= Amenable number =

Type of positive integer

An amenable number is a positive integer for which there exists a multiset of as many integers as the original number that both add up to the original number and when multiplied together give the original number. To put it algebraically, for a positive integer n, there is a multiset of n integers {a_{1}, ..., a_{n}}, for which the equalities
$$n = \sum_{i=1}^n a_i = \prod_{i=1}^n a_i$$
hold.

The amenable numbers were named in a 1995 problem posed by H. Tamvakis. Whether a number is amenable can be determined from its value modulo 4.

==Examples==
For example, 5 is amenable since 5 = 1 + (−1) + 1 + (−1) + 5.

The first few amenable numbers are
 1, 5, 8, 9, 12, 13 ... .

==Characterization==
the amenable numbers consist exactly of the positive integers that are congruent to 0 or 1 modulo 4, and are not equal to 4.

For the integers of the form $n=4k+1$, where $k$ is itself an integer, a solution can be given by a set of $2k$ copies of $+1$, $2k$ copies of $-1$, and one copy of $n$, generalizing the example of 5 given above. For the integers of the form $n=4k$, with $k>1$, a solution can be given by $n-2$ copies of $\pm1$ and one copy each of $\pm 2$ and $2k$.

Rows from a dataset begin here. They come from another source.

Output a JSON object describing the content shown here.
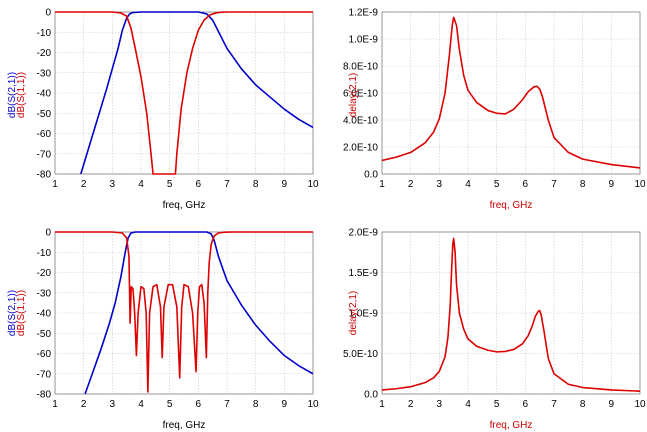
{
  "chart_data": [
    {
      "type": "line",
      "xlabel": "freq, GHz",
      "ylabels": [
        "dB(S(2,1))",
        "dB(S(1,1))"
      ],
      "xlim": [
        1,
        10
      ],
      "ylim": [
        -80,
        0
      ],
      "xticks": [
        "1",
        "2",
        "3",
        "4",
        "5",
        "6",
        "7",
        "8",
        "9",
        "10"
      ],
      "yticks": [
        "0",
        "-10",
        "-20",
        "-30",
        "-40",
        "-50",
        "-60",
        "-70",
        "-80"
      ],
      "grid": true,
      "colors": [
        "#0000cc",
        "#dd0000"
      ],
      "series": [
        {
          "x": [
            1.9,
            2.2,
            2.5,
            2.8,
            3.0,
            3.2,
            3.35,
            3.5,
            3.6,
            3.7,
            4.0,
            5.0,
            6.0,
            6.3,
            6.5,
            7.0,
            7.5,
            8.0,
            8.5,
            9.0,
            9.5,
            10.0
          ],
          "y": [
            -80,
            -66,
            -52,
            -38,
            -28,
            -18,
            -9,
            -3,
            -1,
            -0.3,
            0,
            0,
            0,
            -1,
            -4,
            -18,
            -28,
            -36,
            -42,
            -48,
            -53,
            -57
          ]
        },
        {
          "x": [
            1,
            2,
            3,
            3.3,
            3.5,
            3.65,
            3.8,
            4.0,
            4.2,
            4.35,
            4.42,
            4.45,
            5.2,
            5.25,
            5.4,
            5.6,
            5.8,
            6.0,
            6.2,
            6.4,
            6.6,
            6.8,
            7.0,
            8,
            9,
            10
          ],
          "y": [
            0,
            0,
            0,
            -0.5,
            -2,
            -8,
            -18,
            -32,
            -50,
            -70,
            -80,
            -80,
            -80,
            -70,
            -48,
            -30,
            -18,
            -9,
            -4,
            -1.5,
            -0.5,
            -0.1,
            0,
            0,
            0,
            0
          ]
        }
      ]
    },
    {
      "type": "line",
      "xlabel": "freq, GHz",
      "ylabel": "delay(2,1)",
      "xlim": [
        1,
        10
      ],
      "ylim": [
        0,
        1.2e-09
      ],
      "xticks": [
        "1",
        "2",
        "3",
        "4",
        "5",
        "6",
        "7",
        "8",
        "9",
        "10"
      ],
      "yticks": [
        "0.0",
        "2.0E-10",
        "4.0E-10",
        "6.0E-10",
        "8.0E-10",
        "1.0E-9",
        "1.2E-9"
      ],
      "grid": true,
      "colors": [
        "#dd0000"
      ],
      "series": [
        {
          "x": [
            1.0,
            1.5,
            2.0,
            2.5,
            2.8,
            3.0,
            3.2,
            3.35,
            3.45,
            3.5,
            3.6,
            3.7,
            3.85,
            4.0,
            4.3,
            4.7,
            5.0,
            5.3,
            5.6,
            5.9,
            6.1,
            6.3,
            6.4,
            6.5,
            6.6,
            6.8,
            7.0,
            7.5,
            8.0,
            9.0,
            10.0
          ],
          "y": [
            1e-10,
            1.25e-10,
            1.6e-10,
            2.3e-10,
            3.1e-10,
            4.1e-10,
            6e-10,
            8.8e-10,
            1.1e-09,
            1.16e-09,
            1.1e-09,
            9.2e-10,
            7.3e-10,
            6.2e-10,
            5.3e-10,
            4.7e-10,
            4.5e-10,
            4.45e-10,
            4.8e-10,
            5.5e-10,
            6.1e-10,
            6.45e-10,
            6.5e-10,
            6.3e-10,
            5.7e-10,
            4e-10,
            2.7e-10,
            1.6e-10,
            1.1e-10,
            7e-11,
            4.5e-11
          ]
        }
      ]
    },
    {
      "type": "line",
      "xlabel": "freq, GHz",
      "ylabels": [
        "dB(S(2,1))",
        "dB(S(1,1))"
      ],
      "xlim": [
        1,
        10
      ],
      "ylim": [
        -80,
        0
      ],
      "xticks": [
        "1",
        "2",
        "3",
        "4",
        "5",
        "6",
        "7",
        "8",
        "9",
        "10"
      ],
      "yticks": [
        "0",
        "-10",
        "-20",
        "-30",
        "-40",
        "-50",
        "-60",
        "-70",
        "-80"
      ],
      "grid": true,
      "colors": [
        "#0000cc",
        "#dd0000"
      ],
      "series": [
        {
          "x": [
            2.05,
            2.3,
            2.6,
            2.9,
            3.1,
            3.3,
            3.45,
            3.55,
            3.65,
            3.8,
            5.0,
            6.3,
            6.45,
            6.55,
            6.7,
            7.0,
            7.5,
            8.0,
            8.5,
            9.0,
            9.5,
            10.0
          ],
          "y": [
            -80,
            -70,
            -58,
            -45,
            -35,
            -22,
            -10,
            -3,
            -0.5,
            0,
            0,
            0,
            -1,
            -4,
            -12,
            -24,
            -36,
            -46,
            -54,
            -61,
            -66,
            -70
          ]
        },
        {
          "x": [
            1,
            2,
            3,
            3.35,
            3.5,
            3.58,
            3.62,
            3.66,
            3.72,
            3.78,
            3.84,
            3.9,
            4.0,
            4.1,
            4.18,
            4.24,
            4.3,
            4.42,
            4.55,
            4.68,
            4.74,
            4.8,
            4.95,
            5.1,
            5.25,
            5.35,
            5.42,
            5.5,
            5.65,
            5.8,
            5.92,
            5.98,
            6.04,
            6.12,
            6.2,
            6.28,
            6.33,
            6.38,
            6.45,
            6.55,
            6.7,
            6.9,
            7.2,
            8,
            9,
            10
          ],
          "y": [
            0,
            0,
            0,
            -0.5,
            -3,
            -12,
            -45,
            -27,
            -28,
            -40,
            -61,
            -40,
            -27,
            -28,
            -40,
            -79,
            -40,
            -27,
            -26,
            -37,
            -62,
            -37,
            -26,
            -26,
            -37,
            -72,
            -37,
            -26,
            -27,
            -40,
            -69,
            -40,
            -27,
            -26,
            -35,
            -62,
            -30,
            -15,
            -6,
            -2,
            -0.5,
            -0.1,
            0,
            0,
            0,
            0
          ]
        }
      ]
    },
    {
      "type": "line",
      "xlabel": "freq, GHz",
      "ylabel": "delay(2,1)",
      "xlim": [
        1,
        10
      ],
      "ylim": [
        0,
        2e-09
      ],
      "xticks": [
        "1",
        "2",
        "3",
        "4",
        "5",
        "6",
        "7",
        "8",
        "9",
        "10"
      ],
      "yticks": [
        "0.0",
        "5.0E-10",
        "1.0E-9",
        "1.5E-9",
        "2.0E-9"
      ],
      "grid": true,
      "colors": [
        "#dd0000"
      ],
      "series": [
        {
          "x": [
            1.0,
            1.5,
            2.0,
            2.5,
            2.8,
            3.0,
            3.2,
            3.3,
            3.38,
            3.43,
            3.47,
            3.5,
            3.55,
            3.6,
            3.7,
            3.85,
            4.0,
            4.3,
            4.7,
            5.0,
            5.3,
            5.6,
            5.9,
            6.1,
            6.25,
            6.35,
            6.45,
            6.5,
            6.55,
            6.65,
            6.8,
            7.0,
            7.5,
            8.0,
            9.0,
            10.0
          ],
          "y": [
            5e-11,
            6.5e-11,
            9e-11,
            1.4e-10,
            2e-10,
            2.8e-10,
            4.6e-10,
            7e-10,
            1.1e-09,
            1.55e-09,
            1.85e-09,
            1.92e-09,
            1.75e-09,
            1.35e-09,
            1e-09,
            8e-10,
            6.8e-10,
            5.9e-10,
            5.4e-10,
            5.2e-10,
            5.25e-10,
            5.5e-10,
            6.2e-10,
            7.2e-10,
            8.5e-10,
            9.6e-10,
            1.02e-09,
            1.03e-09,
            9.8e-10,
            7.8e-10,
            4.4e-10,
            2.5e-10,
            1.2e-10,
            8e-11,
            5e-11,
            3.5e-11
          ]
        }
      ]
    }
  ]
}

Four can be shown not to be amenable by case analysis. For numbers $n$ congruent to 2 mod 4, it is only possible for the product of $n$ integers to equal $n$ when there is a single even term, from which it follows that the sum of the terms is odd and therefore unequal to $n$. When $n$ is congruent to 3 mod 4, all terms must be odd and there must be an odd number of terms congruent to 3 mod 4, from which it follows that the sum is 1 mod 4 and unequal to $n$.

==Other properties==
It follows from their characterization that the set of amenable numbers is closed under multiplication: the product of two amenable numbers is an amenable number.

==Related concepts==
Amenable numbers should not be confused with amicable numbers, which are pairs of integers whose divisors add up to each other.